Dalam dunia digital, penyebaran hoaks atau berita bohong tidak bisa dihindari lagi. Hoaks dalam dunia politik, sudah menjadi bagian strategi yang dimanfaatkan untuk meraih simpati pemilih. Sebenarnya orang yang rajin menyebarkan permusuhan dan hoaks di media sosial jumlahnya tidak banyak. Hanya saja keberadaan mereka itu sangat berisik di dunia maya.
Jika konten di internet sudah mengarah ke fitnah dan provokasi, hal tersebut menjadi domain tim penegak hukum. Adapun Cyber Drone 9 hanya memastikan agar konten semacam itu bisa diminimalisasi penyebarannya sebab konten yang terlanjur beredar di internet mustahil untuk dibersihkan.
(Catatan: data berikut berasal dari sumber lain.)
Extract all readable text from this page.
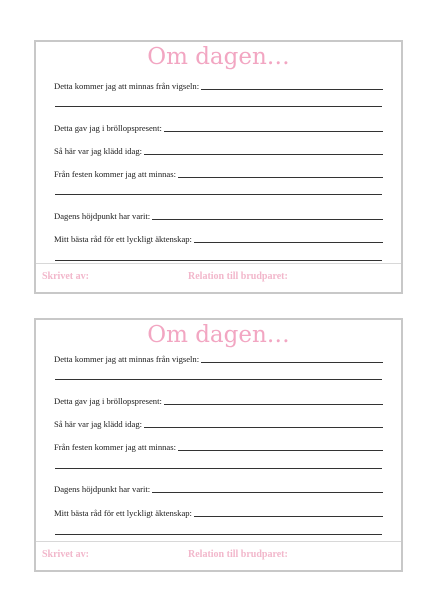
Om dagen…
Detta kommer jag att minnas från vigseln:
Detta gav jag i bröllopspresent:
Så här var jag klädd idag:
Från festen kommer jag att minnas:
Dagens höjdpunkt har varit:
Mitt bästa råd för ett lyckligt äktenskap:
Skrivet av:	Relation till brudparet:
Om dagen…
Detta kommer jag att minnas från vigseln:
Detta gav jag i bröllopspresent:
Så här var jag klädd idag:
Från festen kommer jag att minnas:
Dagens höjdpunkt har varit:
Mitt bästa råd för ett lyckligt äktenskap:
Skrivet av:	Relation till brudparet:
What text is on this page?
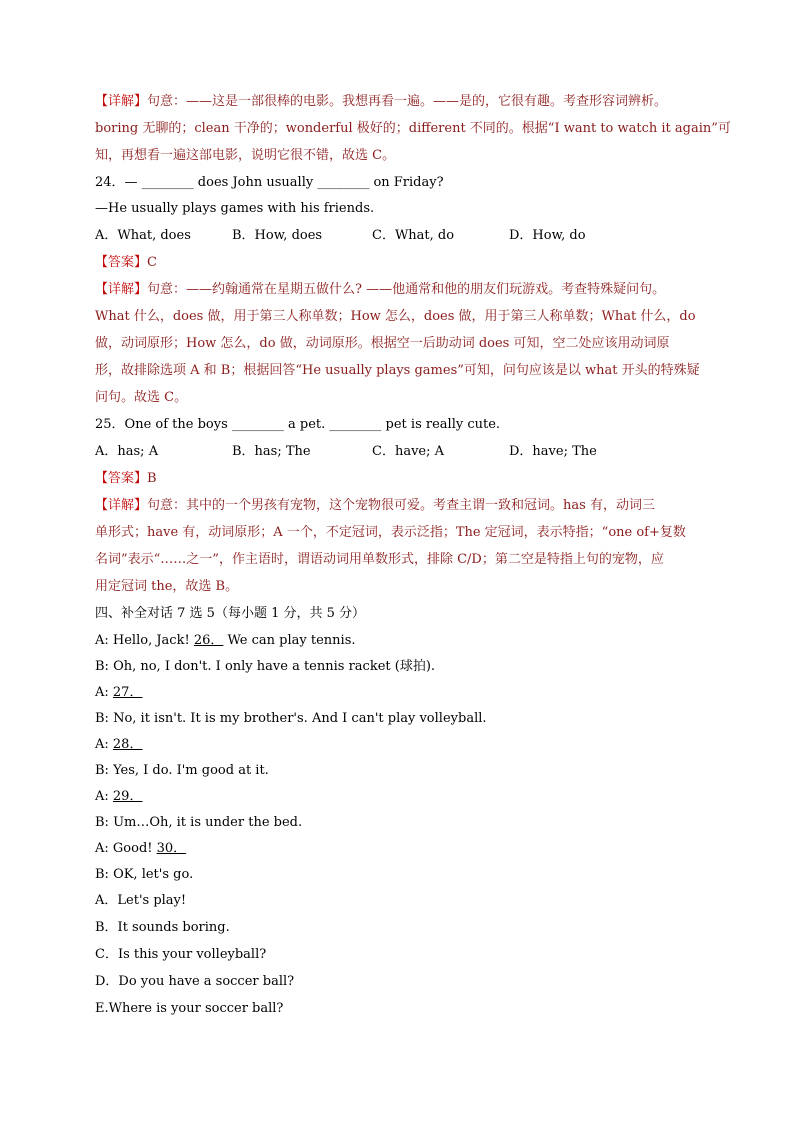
【详解】句意：——这是一部很棒的电影。我想再看一遍。——是的，它很有趣。考查形容词辨析。
boring 无聊的；clean 干净的；wonderful 极好的；different 不同的。根据“I want to watch it again”可
知，再想看一遍这部电影，说明它很不错，故选 C。
24．— ________ does John usually ________ on Friday?
—He usually plays games with his friends.
A．What, does	B．How, does	C．What, do	D．How, do
【答案】C
【详解】句意：——约翰通常在星期五做什么? ——他通常和他的朋友们玩游戏。考查特殊疑问句。
What 什么，does 做，用于第三人称单数；How 怎么，does 做，用于第三人称单数；What 什么，do
做，动词原形；How 怎么，do 做，动词原形。根据空一后助动词 does 可知，空二处应该用动词原
形，故排除选项 A 和 B；根据回答“He usually plays games”可知，问句应该是以 what 开头的特殊疑
问句。故选 C。
25．One of the boys ________ a pet. ________ pet is really cute.
A．has; A	B．has; The	C．have; A	D．have; The
【答案】B
【详解】句意：其中的一个男孩有宠物，这个宠物很可爱。考查主谓一致和冠词。has 有，动词三
单形式；have 有，动词原形；A 一个，不定冠词，表示泛指；The 定冠词，表示特指；“one of+复数
名词”表示“……之一”，作主语时，谓语动词用单数形式，排除 C/D；第二空是特指上句的宠物，应
用定冠词 the，故选 B。
四、补全对话 7 选 5（每小题 1 分，共 5 分）
A: Hello, Jack! 26． We can play tennis.
B: Oh, no, I don't. I only have a tennis racket (球拍).
A: 27．
B: No, it isn't. It is my brother's. And I can't play volleyball.
A: 28．
B: Yes, I do. I'm good at it.
A: 29．
B: Um…Oh, it is under the bed.
A: Good! 30．
B: OK, let's go.
A．Let's play!
B．It sounds boring.
C．Is this your volleyball?
D．Do you have a soccer ball?
E.Where is your soccer ball?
Cyber Drone 9 merupakan sistem baru yang dimiliki Kominfo. Sistem ini menggantikan sistem Trust+ yang digunakan untuk memblokir konten negatif di internet. Teguh Arifiyadi, Kasubdit Penyidikan dan Penindakan Kominfo, mengatakan sistem ini dapat melawan konten negatif secara cepat. Fitur kecerdasan buatan Aritifical Intelligence (AI) di sistemnya membuat kerja mesin sensor internet jadi serba otomatis.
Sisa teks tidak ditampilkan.